10/11/11

YUK KEMBALI KELAUT

Who is command the sea, He is command the world sebuah ungkapan yang begitu masyur didunia hingga saat ini masih menjadi pegangan negara-negara besar di seluruh dunia. Sejarah lautan merupakan sejarah panjang yang sering kali menimbulkan peperangan besar tak terkecuali di Indonesia. Mulai dari penyatuan nusantara sejak jaman Sriwijaya sampai peperangan merebut Irian Barat semuanya tidak lepas dari sektor yang satu ini. Namun hingga saat ini mengapa sektor kelautan masih terabaikan?

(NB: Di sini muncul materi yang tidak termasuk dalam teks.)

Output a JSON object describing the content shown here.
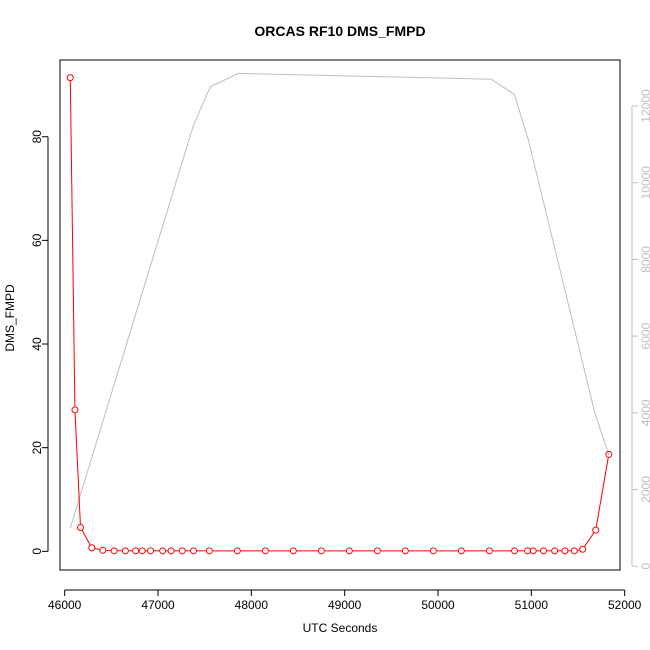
{
  "chart_data": {
    "type": "line",
    "title": "ORCAS RF10 DMS_FMPD",
    "xlabel": "UTC Seconds",
    "ylabel": "DMS_FMPD",
    "xlim": [
      45950,
      51950
    ],
    "ylim_left": [
      -3.6,
      94.8
    ],
    "ylim_right": [
      -100,
      13200
    ],
    "x_ticks": [
      46000,
      47000,
      48000,
      49000,
      50000,
      51000,
      52000
    ],
    "y_ticks_left": [
      0,
      20,
      40,
      60,
      80
    ],
    "y_ticks_right": [
      0,
      2000,
      4000,
      6000,
      8000,
      10000,
      12000
    ],
    "series": [
      {
        "axis": "left",
        "color": "#ff0000",
        "marker": "open-circle",
        "x": [
          46060,
          46110,
          46170,
          46290,
          46410,
          46530,
          46650,
          46760,
          46830,
          46920,
          47050,
          47140,
          47260,
          47380,
          47550,
          47850,
          48150,
          48450,
          48750,
          49050,
          49350,
          49650,
          49950,
          50250,
          50550,
          50820,
          50960,
          51020,
          51130,
          51250,
          51360,
          51460,
          51550,
          51690,
          51830
        ],
        "y": [
          91.4,
          27.3,
          4.6,
          0.7,
          0.2,
          0.1,
          0.1,
          0.1,
          0.1,
          0.1,
          0.1,
          0.1,
          0.1,
          0.1,
          0.1,
          0.1,
          0.1,
          0.1,
          0.1,
          0.1,
          0.1,
          0.1,
          0.1,
          0.1,
          0.1,
          0.1,
          0.1,
          0.1,
          0.1,
          0.1,
          0.1,
          0.1,
          0.4,
          4.1,
          18.7
        ]
      },
      {
        "axis": "right",
        "color": "#bebebe",
        "marker": "none",
        "x": [
          46060,
          47380,
          47560,
          47860,
          50570,
          50820,
          50970,
          51680,
          51830
        ],
        "y": [
          1000,
          11500,
          12500,
          12850,
          12700,
          12300,
          11100,
          4000,
          2900
        ]
      }
    ]
  }
}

Meskipun sudah dibicarakan diberbagai seminar-seminar, kajian ilmiah sampai pada surat kabar nasional, tidak terkecuali harian Kompas yang terlihat konsisten dalam memberitakan masalah kelautan Indonesia.
Headline kompas pada tanggal 8/11/2011 memperingatkan dengan keras bahwa pertumbuhan ekonomi Indonesia tidak diikuti dengan kualitas hidup warga negara Indonesia. Pertumbuhan ekonomi naik sebesar 6,5% namun peringkat indeks pembangunan manusia (IPM) secara global terdegradasi 16 peringkat dari 108 menjadi 124 dunia. Seandainya penurunan peringkat tersebut terjadi pada komperisis sepak bola misalnya Seri A liga Italia, tentu kesebelasan Indonesia sudah mengalami degradasi ke Seri B dan pelatih atau manajer tim bisa langsung dipecat tanpa ada pembelaan lagi. Untung Indonesia adalah sebuah negara demokrasi, sehingga selalu ada justifikasi pembenaran mengapa peringkat IPM Indonesia sampai terdegradasi 16 peringkat. Pembenaran yang sebenarnya kurang intelek datang dari staf ahli kementrian pendidikan dan kebudayaan bidang sosial dan ekonomi, Beliau memberikan statementnya bahwa: penurunan peringkat tersebut merupakan hal wajar dikarenakan jumlah negara yang diukuroleh UNDP meningkat dari 169 negara menjadi 187 negara, sungguh sebuah argumentasi yang kurang cerdas. Seakan-akan seorang staf ahli itu lupa bahwa masalah ekonomi adalah urusan mata pencarian (livelihood).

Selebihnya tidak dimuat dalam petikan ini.